Des petits bâtiments ont été rénovés pour accueillir les premiers animaux car nous avions conscience que la réalisation finale serait très longue et en attendant Il fallait intéresser nos jeunes présents. Ce fut positif et ça continue de l’être à ce niveau là. Plusieurs de nos ados se sont rapprochés de la ferme dès le départ du projet: attirés soit pas la passion des animaux, soit par la mécanique, soit par la construction ou encore la conduite d’engins. Depuis ce temps, certains de ces ados devenus adultes après avoir suivi des formations adaptés à leur sensibilité, ont pris à cœur les travaux et quelques responsabilités de la ferme. A ce moment là, nous ressentions une véritable bouffée d’oxygène en comprenant que le ou les futurs responsables de la ferme que nous recherchions (désespérément) se trouvaient sans doute parmi nos jeunes ! Agnese qui avait suivi une formation vétérinaire ouvrit la voie. Depuis deux ans, Normunds avec sa formation de menuiserie mais très passionné par tous les travaux de la ferme, de la conduite d’engins fit aussi sa place dans cet univers. Tous deux sont salariés de la ferme. L’esprit d’initiative et le sens des responsabilité que nous nous désespérions de trouver à l’extérieur étaient dans nos murs ! Nos enfants, élevés hors de ce contexte soviétique ont bien intégré en eux toutes ces qualités ! Encore un constat heureux de la réussite du projet du village d’enfants dans son ensemble !
Revenons à nos moutons: Cette année 2011, nous entrerons un troupeau de race locale avec un nombre suffisant pour se faire la main et ensuite, 2012 on fonce avec une production pour assurer au moyen l’équilibre financier. Les moutons se rajouteront au troupeau de daims que nous laissons croître dans les grands parcs, nous en avons actuellement 22. Il y a les chèvres, les poney, âne et jument. L’hiver prochain l’aménagement du corps de ferme, même s’il ne sera pas complètement achevé permettra de loger confortablement tous les animaux en hiver, ce qui facilitera aussi les soins. On y arrive enfin ! Il y a aussi le verger et surtout le jardin potager bio qui prend de l’envergure, il permet d’améliorer la qualité de l’alimentation de nos enfants, c’est aussi un lieu occupationnel et qui sait, formateur pour des jeunes qui pourraient y trouver vocation ?
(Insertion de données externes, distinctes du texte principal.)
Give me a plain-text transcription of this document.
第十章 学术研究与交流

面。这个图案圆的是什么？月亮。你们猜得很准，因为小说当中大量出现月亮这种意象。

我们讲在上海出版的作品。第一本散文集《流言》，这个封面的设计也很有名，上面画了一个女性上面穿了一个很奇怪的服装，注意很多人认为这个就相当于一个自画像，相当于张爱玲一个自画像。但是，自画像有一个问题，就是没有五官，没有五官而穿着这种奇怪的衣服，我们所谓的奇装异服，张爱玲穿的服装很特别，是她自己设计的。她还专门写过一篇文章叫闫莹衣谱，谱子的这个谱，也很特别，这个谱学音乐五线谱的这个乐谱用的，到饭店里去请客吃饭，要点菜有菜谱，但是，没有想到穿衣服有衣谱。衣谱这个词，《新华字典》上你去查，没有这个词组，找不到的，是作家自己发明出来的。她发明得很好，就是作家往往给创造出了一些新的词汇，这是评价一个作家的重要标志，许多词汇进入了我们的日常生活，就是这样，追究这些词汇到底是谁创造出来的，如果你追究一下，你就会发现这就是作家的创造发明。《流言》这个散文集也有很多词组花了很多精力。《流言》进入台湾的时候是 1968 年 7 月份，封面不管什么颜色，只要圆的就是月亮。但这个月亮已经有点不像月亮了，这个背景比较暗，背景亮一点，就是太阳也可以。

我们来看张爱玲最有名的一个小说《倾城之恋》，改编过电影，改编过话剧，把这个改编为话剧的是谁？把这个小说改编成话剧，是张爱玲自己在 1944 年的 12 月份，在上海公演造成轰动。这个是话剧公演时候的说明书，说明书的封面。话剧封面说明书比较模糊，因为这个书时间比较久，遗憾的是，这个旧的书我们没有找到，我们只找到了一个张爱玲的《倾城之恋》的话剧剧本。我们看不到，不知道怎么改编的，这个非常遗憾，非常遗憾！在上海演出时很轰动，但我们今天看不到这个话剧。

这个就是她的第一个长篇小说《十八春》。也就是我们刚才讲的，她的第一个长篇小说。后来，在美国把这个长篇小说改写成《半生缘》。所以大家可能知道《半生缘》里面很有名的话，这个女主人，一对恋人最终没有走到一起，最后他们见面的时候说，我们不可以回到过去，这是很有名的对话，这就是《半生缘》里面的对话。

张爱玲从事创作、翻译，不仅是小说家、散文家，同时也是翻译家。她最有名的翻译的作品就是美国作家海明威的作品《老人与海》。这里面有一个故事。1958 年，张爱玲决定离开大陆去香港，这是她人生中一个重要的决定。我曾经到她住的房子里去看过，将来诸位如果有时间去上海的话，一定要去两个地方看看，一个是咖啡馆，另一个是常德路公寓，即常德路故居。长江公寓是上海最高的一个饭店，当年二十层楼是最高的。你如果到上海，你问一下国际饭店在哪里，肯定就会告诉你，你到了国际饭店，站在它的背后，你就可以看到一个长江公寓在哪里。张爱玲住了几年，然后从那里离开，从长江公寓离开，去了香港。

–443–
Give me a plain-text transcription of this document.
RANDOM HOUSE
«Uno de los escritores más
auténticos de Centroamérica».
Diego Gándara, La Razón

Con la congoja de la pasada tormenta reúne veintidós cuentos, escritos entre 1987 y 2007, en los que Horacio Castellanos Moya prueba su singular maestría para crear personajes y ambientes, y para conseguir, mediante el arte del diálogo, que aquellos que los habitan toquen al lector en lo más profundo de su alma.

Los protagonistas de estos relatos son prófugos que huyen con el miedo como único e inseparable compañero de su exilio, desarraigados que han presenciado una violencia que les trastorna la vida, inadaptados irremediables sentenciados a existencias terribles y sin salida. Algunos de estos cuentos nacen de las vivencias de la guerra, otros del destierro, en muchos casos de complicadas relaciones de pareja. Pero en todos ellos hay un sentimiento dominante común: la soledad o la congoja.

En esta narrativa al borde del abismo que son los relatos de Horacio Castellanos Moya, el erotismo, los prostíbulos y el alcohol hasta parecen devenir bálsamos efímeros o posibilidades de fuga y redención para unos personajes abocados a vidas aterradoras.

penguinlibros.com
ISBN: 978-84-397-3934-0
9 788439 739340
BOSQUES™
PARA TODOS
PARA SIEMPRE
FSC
Ce matin, avec Agnese, j’ai fait le tour des écuries, les animaux sont en pleine forme, bien ronds, les mamans chèvres auront leurs petits dans 1 mois et au printemps, notre ponette Osa pourra convoler en juste noce avec le voisin pour nous faire un bébé au printemps 2012. Quant à mon asinothérapeute agrée, Maria Louisa, difficile de lui trouver un mari, les ânes ne courent pas les rues en Lettonie. Mais peut-être accepterait-elle un étranger ? Des ânes, il n’en manque pas en France !
L’hiver prochain tous les animaux de la ferme pédagogique seront logés dans le grand bâtiment de 800m2, là haut sur la colline de l’ours, pas loin du chêne de la Dame Blanche qui fait angle de la forêt, à gauche de la photo.